Methods The time of operative procedures, infection rates, revision rates, length of stay, and possible conversion of open to minimally invasive spine surgery (MIS) secondary to robotic image guidance technology were calculated using a combination of institution-specific and national data points. This cost matrix was subsequently applied to 1 year of elective clinical case volume at an academic practice with regard to payor mix, procedural mix, and procedural revenue.

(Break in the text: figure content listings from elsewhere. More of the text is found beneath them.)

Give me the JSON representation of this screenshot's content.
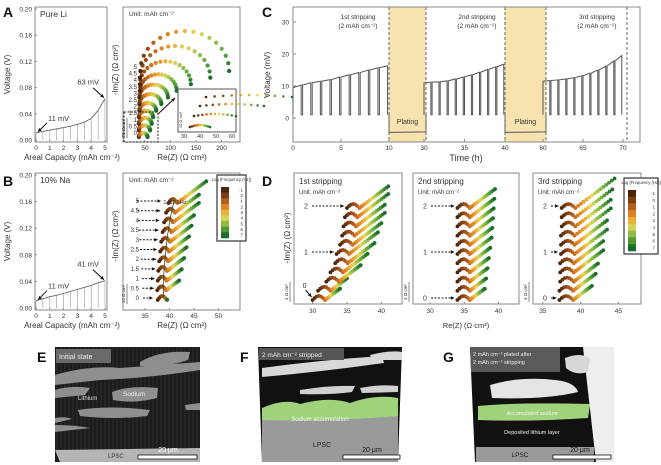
{
  "panel_letters": [
    "A",
    "B",
    "C",
    "D",
    "E",
    "F",
    "G"
  ],
  "colors": {
    "frequency_scale": [
      "#1b6e2a",
      "#6fb23c",
      "#e6d75a",
      "#e98a20",
      "#a0501a",
      "#4a2308"
    ],
    "plating_band": "#f6e3b0",
    "sodium_overlay": "#9fd27a"
  },
  "chart_data": [
    {
      "panel": "A",
      "type": "line",
      "title": "Pure Li",
      "xlabel": "Areal Capacity (mAh cm⁻²)",
      "ylabel": "Voltage (V)",
      "xlim": [
        0,
        5
      ],
      "ylim": [
        0,
        0.2
      ],
      "xticks": [
        "0",
        "1",
        "2",
        "3",
        "4",
        "5"
      ],
      "yticks": [
        "0.00",
        "0.04",
        "0.08",
        "0.12",
        "0.16",
        "0.20"
      ],
      "x": [
        0,
        0.5,
        1,
        1.5,
        2,
        2.5,
        3,
        3.5,
        4,
        4.5,
        5
      ],
      "y": [
        0.011,
        0.013,
        0.015,
        0.017,
        0.019,
        0.021,
        0.024,
        0.027,
        0.033,
        0.045,
        0.063
      ],
      "annotations": [
        {
          "text": "11 mV",
          "x": 0,
          "y": 0.011
        },
        {
          "text": "63 mV",
          "x": 5,
          "y": 0.063
        }
      ]
    },
    {
      "panel": "A",
      "type": "scatter",
      "unit_label": "Unit: mAh cm⁻²",
      "xlabel": "Re(Z) (Ω cm²)",
      "ylabel": "-Im(Z) (Ω cm²)",
      "xlim": [
        5,
        235
      ],
      "xticks": [
        50,
        100,
        150,
        200
      ],
      "scale_bar": "50 Ω cm²",
      "capacities": [
        "0",
        "0.5",
        "1",
        "1.5",
        "2",
        "2.5",
        "3",
        "3.5",
        "4",
        "4.5",
        "5"
      ],
      "arc_start_re": [
        38,
        38,
        38,
        38,
        39,
        39,
        39,
        40,
        40,
        40,
        41
      ],
      "arc_end_re": [
        55,
        60,
        63,
        66,
        72,
        82,
        95,
        112,
        140,
        178,
        215
      ],
      "inset": {
        "xticks": [
          30,
          40,
          50,
          60
        ],
        "scale_bar": "10 Ω cm²"
      }
    },
    {
      "panel": "B",
      "type": "line",
      "title": "10% Na",
      "xlabel": "Areal Capacity (mAh cm⁻²)",
      "ylabel": "Voltage (V)",
      "xlim": [
        0,
        5
      ],
      "ylim": [
        0,
        0.2
      ],
      "xticks": [
        "0",
        "1",
        "2",
        "3",
        "4",
        "5"
      ],
      "yticks": [
        "0.00",
        "0.04",
        "0.08",
        "0.12",
        "0.16",
        "0.20"
      ],
      "x": [
        0,
        0.5,
        1,
        1.5,
        2,
        2.5,
        3,
        3.5,
        4,
        4.5,
        5
      ],
      "y": [
        0.011,
        0.014,
        0.017,
        0.019,
        0.022,
        0.025,
        0.028,
        0.031,
        0.034,
        0.038,
        0.041
      ],
      "annotations": [
        {
          "text": "11 mV",
          "x": 0,
          "y": 0.011
        },
        {
          "text": "41 mV",
          "x": 5,
          "y": 0.041
        }
      ]
    },
    {
      "panel": "B",
      "type": "scatter",
      "unit_label": "Unit: mAh cm⁻²",
      "xlabel": "Re(Z) (Ω cm²)",
      "ylabel": "-Im(Z) (Ω cm²)",
      "xlim": [
        33,
        52
      ],
      "xticks": [
        35,
        40,
        45,
        50
      ],
      "scale_bar": "10 Ω cm²",
      "annotation": "1–10 kHz",
      "capacities": [
        "0",
        "0.5",
        "1",
        "1.5",
        "2",
        "2.5",
        "3",
        "3.5",
        "4",
        "4.5",
        "5"
      ],
      "start_re": [
        37.6,
        37.5,
        37.6,
        37.7,
        37.9,
        38.1,
        38.3,
        38.6,
        38.9,
        39.3,
        39.8
      ],
      "end_re": [
        39.5,
        42,
        42.5,
        43,
        43.5,
        44,
        44.5,
        45,
        46,
        46,
        47.5
      ],
      "legend": {
        "title": "Log [Frequency (Hz)]",
        "ticks": [
          "-1",
          "0",
          "1",
          "2",
          "3",
          "4",
          "5",
          "6",
          "7"
        ]
      }
    },
    {
      "panel": "C",
      "type": "line",
      "xlabel": "Time (h)",
      "ylabel": "Voltage (mV)",
      "xticks": [
        "0",
        "5",
        "10",
        "30",
        "35",
        "40",
        "60",
        "65",
        "70"
      ],
      "yticks": [
        "0",
        "10",
        "20",
        "30"
      ],
      "ylim": [
        -7,
        35
      ],
      "stripping": [
        {
          "label": "1st stripping",
          "sub": "(2 mAh cm⁻²)",
          "t_start": 0,
          "tops": [
            9.5,
            10.3,
            11,
            11.5,
            12,
            12.8,
            13.5,
            14.2,
            15,
            15.7,
            16.3
          ]
        },
        {
          "label": "2nd stripping",
          "sub": "(2 mAh cm⁻²)",
          "t_start": 30,
          "tops": [
            11,
            11.2,
            11.3,
            11.6,
            12.2,
            12.8,
            13.5,
            14.3,
            15.2,
            16,
            16.8
          ]
        },
        {
          "label": "3rd stripping",
          "sub": "(2 mAh cm⁻²)",
          "t_start": 60,
          "tops": [
            11.5,
            11.7,
            11.9,
            12.2,
            12.6,
            13.2,
            14,
            15,
            16.2,
            17.8,
            19.5
          ]
        }
      ],
      "rest_voltage": 1,
      "plating": [
        {
          "label": "Plating",
          "voltage": -4.5
        },
        {
          "label": "Plating",
          "voltage": -4.5
        }
      ]
    },
    {
      "panel": "D",
      "type": "scatter",
      "xlabel": "Re(Z) (Ω cm²)",
      "ylabel": "-Im(Z) (Ω cm²)",
      "scale_bar": "4 Ω cm²",
      "capacity_marks": [
        "0",
        "1",
        "2"
      ],
      "legend": {
        "title": "Log [Frequency (Hz)]",
        "ticks": [
          "-1",
          "0",
          "1",
          "2",
          "3",
          "4",
          "5",
          "6",
          "7"
        ]
      },
      "panels": [
        {
          "title": "1st stripping",
          "unit_label": "Unit: mAh cm⁻²",
          "xticks": [
            30,
            35,
            40
          ],
          "xlim": [
            27.3,
            43
          ],
          "start_re": [
            30,
            30.8,
            32,
            32.6,
            33.3,
            33.5,
            34,
            34.3,
            34.5,
            34.7,
            35
          ],
          "end_re": [
            34,
            35,
            37,
            38,
            39,
            39.5,
            40,
            40.5,
            40.5,
            41,
            41
          ]
        },
        {
          "title": "2nd stripping",
          "unit_label": "Unit: mAh cm⁻²",
          "xticks": [
            30,
            35,
            40
          ],
          "xlim": [
            27.5,
            43
          ],
          "start_re": [
            34,
            34,
            34,
            34,
            34,
            34,
            34,
            34,
            34,
            34,
            34
          ],
          "end_re": [
            38,
            38.2,
            38.4,
            38.6,
            38.8,
            39,
            39.1,
            39.2,
            39.3,
            39.4,
            39.5
          ]
        },
        {
          "title": "3rd stripping",
          "unit_label": "Unit: mAh cm⁻²",
          "xticks": [
            35,
            40,
            45
          ],
          "xlim": [
            33.7,
            48
          ],
          "start_re": [
            37.2,
            37.2,
            37.3,
            37.3,
            37.3,
            37.4,
            37.4,
            37.4,
            37.5,
            37.5,
            37.5
          ],
          "end_re": [
            41.5,
            42,
            42.3,
            43,
            43,
            43.5,
            43.5,
            44,
            44,
            44.2,
            44.5
          ]
        }
      ]
    }
  ],
  "microscopy": {
    "E": {
      "state": "Initial state",
      "lithium": "Lithium",
      "sodium": "Sodium",
      "lpsc": "LPSC",
      "scale": "20 μm"
    },
    "F": {
      "state": "2 mAh cm⁻² stripped",
      "layer": "Sodium accumulation",
      "lpsc": "LPSC",
      "scale": "20 μm"
    },
    "G": {
      "state_line1": "2 mAh cm⁻² plated after",
      "state_line2": "2 mAh cm⁻² stripping",
      "layer": "Accumulated sodium",
      "deposit": "Deposited lithium layer",
      "lpsc": "LPSC",
      "scale": "20 μm"
    }
  }
}
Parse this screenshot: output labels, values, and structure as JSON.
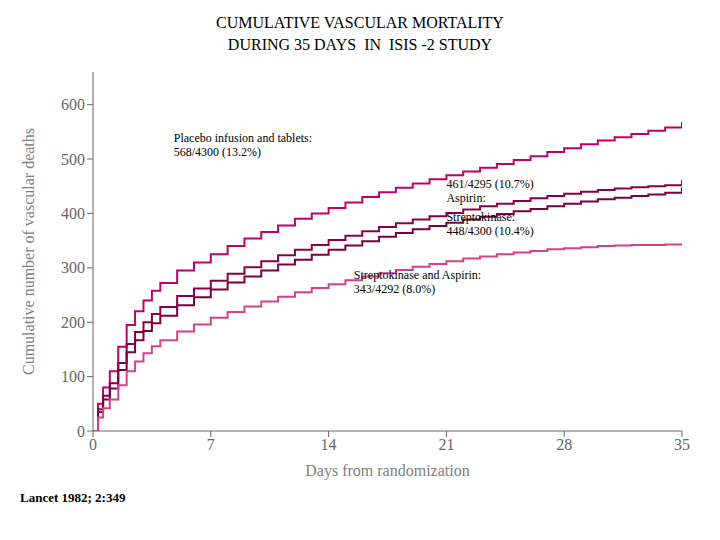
{
  "chart_data": {
    "type": "step",
    "title": "CUMULATIVE VASCULAR MORTALITY",
    "subtitle": "DURING 35 DAYS  IN  ISIS -2 STUDY",
    "x_label": "Days from randomization",
    "y_label": "Cumulative number of vascular deaths",
    "x": [
      0,
      0.3,
      0.6,
      1,
      1.5,
      2,
      2.5,
      3,
      3.5,
      4,
      5,
      6,
      7,
      8,
      9,
      10,
      11,
      12,
      13,
      14,
      15,
      16,
      17,
      18,
      19,
      20,
      21,
      22,
      23,
      24,
      25,
      26,
      27,
      28,
      29,
      30,
      31,
      32,
      33,
      34,
      35
    ],
    "series": [
      {
        "color": "#c0006a",
        "values": [
          0,
          50,
          80,
          110,
          155,
          195,
          220,
          240,
          258,
          272,
          295,
          310,
          325,
          340,
          354,
          366,
          378,
          390,
          400,
          410,
          420,
          430,
          439,
          447,
          455,
          463,
          470,
          477,
          484,
          491,
          498,
          505,
          513,
          520,
          527,
          534,
          540,
          546,
          552,
          558,
          568
        ]
      },
      {
        "color": "#8b0045",
        "values": [
          0,
          40,
          65,
          88,
          125,
          160,
          182,
          200,
          215,
          228,
          248,
          262,
          276,
          289,
          301,
          312,
          323,
          333,
          342,
          351,
          359,
          367,
          375,
          382,
          389,
          395,
          401,
          407,
          413,
          418,
          423,
          428,
          432,
          436,
          440,
          443,
          446,
          448,
          450,
          452,
          461
        ]
      },
      {
        "color": "#7a0040",
        "values": [
          0,
          35,
          58,
          78,
          112,
          145,
          167,
          184,
          198,
          212,
          231,
          246,
          260,
          273,
          284,
          295,
          306,
          315,
          324,
          333,
          341,
          349,
          357,
          364,
          371,
          377,
          383,
          389,
          394,
          399,
          404,
          408,
          413,
          418,
          422,
          426,
          429,
          432,
          435,
          438,
          448
        ]
      },
      {
        "color": "#d4408a",
        "values": [
          0,
          25,
          42,
          58,
          84,
          110,
          128,
          143,
          156,
          167,
          183,
          196,
          208,
          219,
          229,
          238,
          247,
          255,
          263,
          270,
          277,
          284,
          290,
          296,
          302,
          307,
          312,
          317,
          321,
          325,
          328,
          331,
          334,
          336,
          338,
          340,
          341,
          342,
          342,
          343,
          343
        ]
      }
    ],
    "xlim": [
      0,
      35
    ],
    "xticks": [
      0,
      7,
      14,
      21,
      28,
      35
    ],
    "ylim": [
      0,
      660
    ],
    "yticks": [
      0,
      100,
      200,
      300,
      400,
      500,
      600
    ],
    "grid": false,
    "annotations": [
      {
        "text": "Placebo infusion and tablets:\n568/4300 (13.2%)",
        "x": 4.8,
        "y": 500
      },
      {
        "text": "461/4295 (10.7%)\nAspirin:",
        "x": 21.0,
        "y": 415
      },
      {
        "text": "Streptokinase:\n448/4300 (10.4%)",
        "x": 21.0,
        "y": 355
      },
      {
        "text": "Streptokinase and Aspirin:\n343/4292 (8.0%)",
        "x": 15.5,
        "y": 248
      },
      {
        "text": "Lancet 1982; 2:349"
      }
    ]
  }
}
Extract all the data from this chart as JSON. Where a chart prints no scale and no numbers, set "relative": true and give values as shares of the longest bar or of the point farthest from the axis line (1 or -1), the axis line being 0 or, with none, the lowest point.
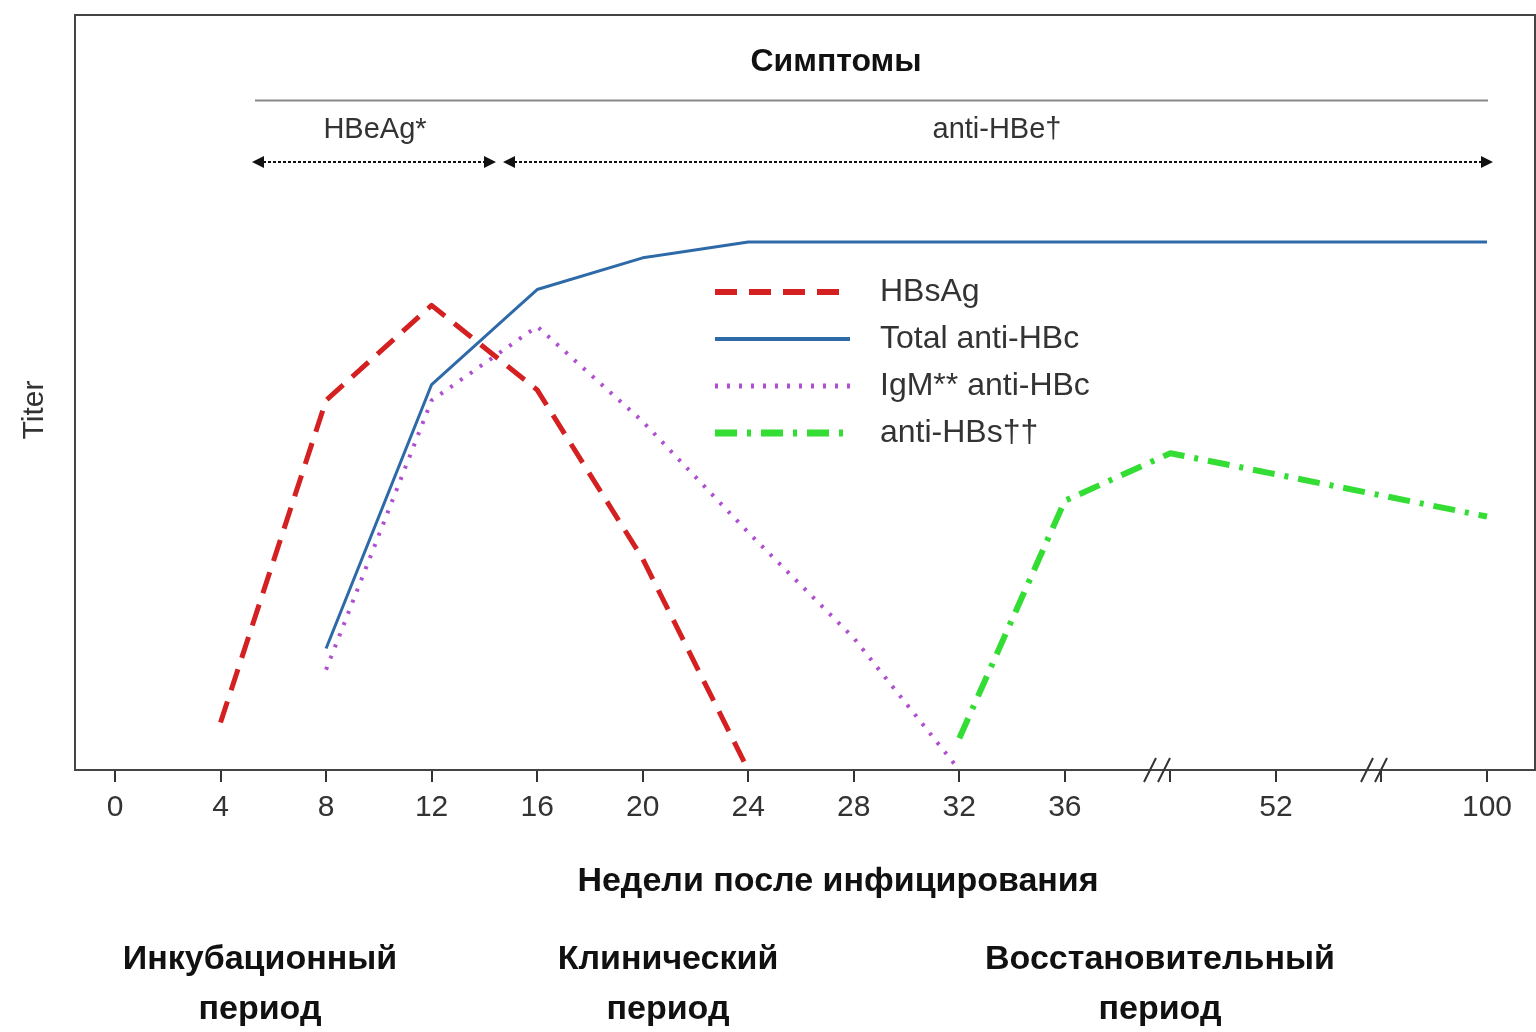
{
  "chart_data": {
    "type": "line",
    "relative": true,
    "xlabel": "Недели после инфицирования",
    "ylabel": "Titer",
    "categories": [
      "0",
      "4",
      "8",
      "12",
      "16",
      "20",
      "24",
      "28",
      "32",
      "36",
      null,
      "52",
      null,
      "100"
    ],
    "legend": "top right",
    "marker": "none",
    "series": [
      {
        "name": "HBsAg",
        "color": "#d42020",
        "line_style": "dashed",
        "values": [
          null,
          0.09,
          0.7,
          0.88,
          0.72,
          0.4,
          0,
          null,
          null,
          null,
          null,
          null,
          null,
          null
        ]
      },
      {
        "name": "Total anti-HBc",
        "color": "#2e6aa8",
        "line_style": "solid",
        "values": [
          null,
          null,
          0.23,
          0.73,
          0.91,
          0.97,
          1,
          1,
          1,
          1,
          1,
          1,
          1,
          1
        ]
      },
      {
        "name": "IgM** anti-HBc",
        "color": "#b050d0",
        "line_style": "dotted",
        "values": [
          null,
          null,
          0.19,
          0.7,
          0.84,
          0.66,
          0.45,
          0.25,
          0,
          null,
          null,
          null,
          null,
          null
        ]
      },
      {
        "name": "anti-HBs††",
        "color": "#33dd33",
        "line_style": "dashdot",
        "values": [
          null,
          null,
          null,
          null,
          null,
          null,
          null,
          null,
          0.06,
          0.51,
          0.6,
          0.56,
          0.52,
          0.48
        ]
      }
    ],
    "annotations": [
      "Симптомы",
      "HBeAg*",
      "anti-HBe†",
      "Инкубационный период",
      "Клинический период",
      "Восстановительный период"
    ]
  }
}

Results A total of 1,985 elective cases were analyzed over a 1-year period; of these, 557 thoracolumbar cases (28%) were analyzed. Fifty-eight (10.4%) were MIS fusions. Independent review determined an additional ~10% cases (50) to be candidates for MIS fusion. Furthermore, 41.4% patients had governmental insurance, while 58.6% had commercial insurance. The weighted average diagnosis-related group reimbursement for thoracolumbar procedures for the hospital system was calculated to be $25,057 for Medicare and $42,096 for commercial insurance. Time savings averaged 3.4 minutes per 1-level MIS procedure with robotic technology, resulting in annual savings of $5,713. Improved pedicle screw accuracy secondary to robotic technology would have resulted in 9.47 revisions being avoided, with cost savings of $314,661. Under appropriate payor mix components, robotic technology would have converted 31 Medicare and 18 commercial patients from open to MIS. This would have resulted in 140 fewer total hospital admission days ($251,860) and avoided 2.3 infections ($36,312). Robotic surgery resulted in immediate conservative savings estimate of $608,546 during a 1-year period at an academic center performing 557 elective thoracolumbar instrumentation cases.
Conclusion Application of robotic spine surgery is cost-effective, resulting in lesser revision surgery, lower infection rates, reduced length of stay, and shorter operative time. Further research is warranted, evaluating the financial impact of robotic spine surgery.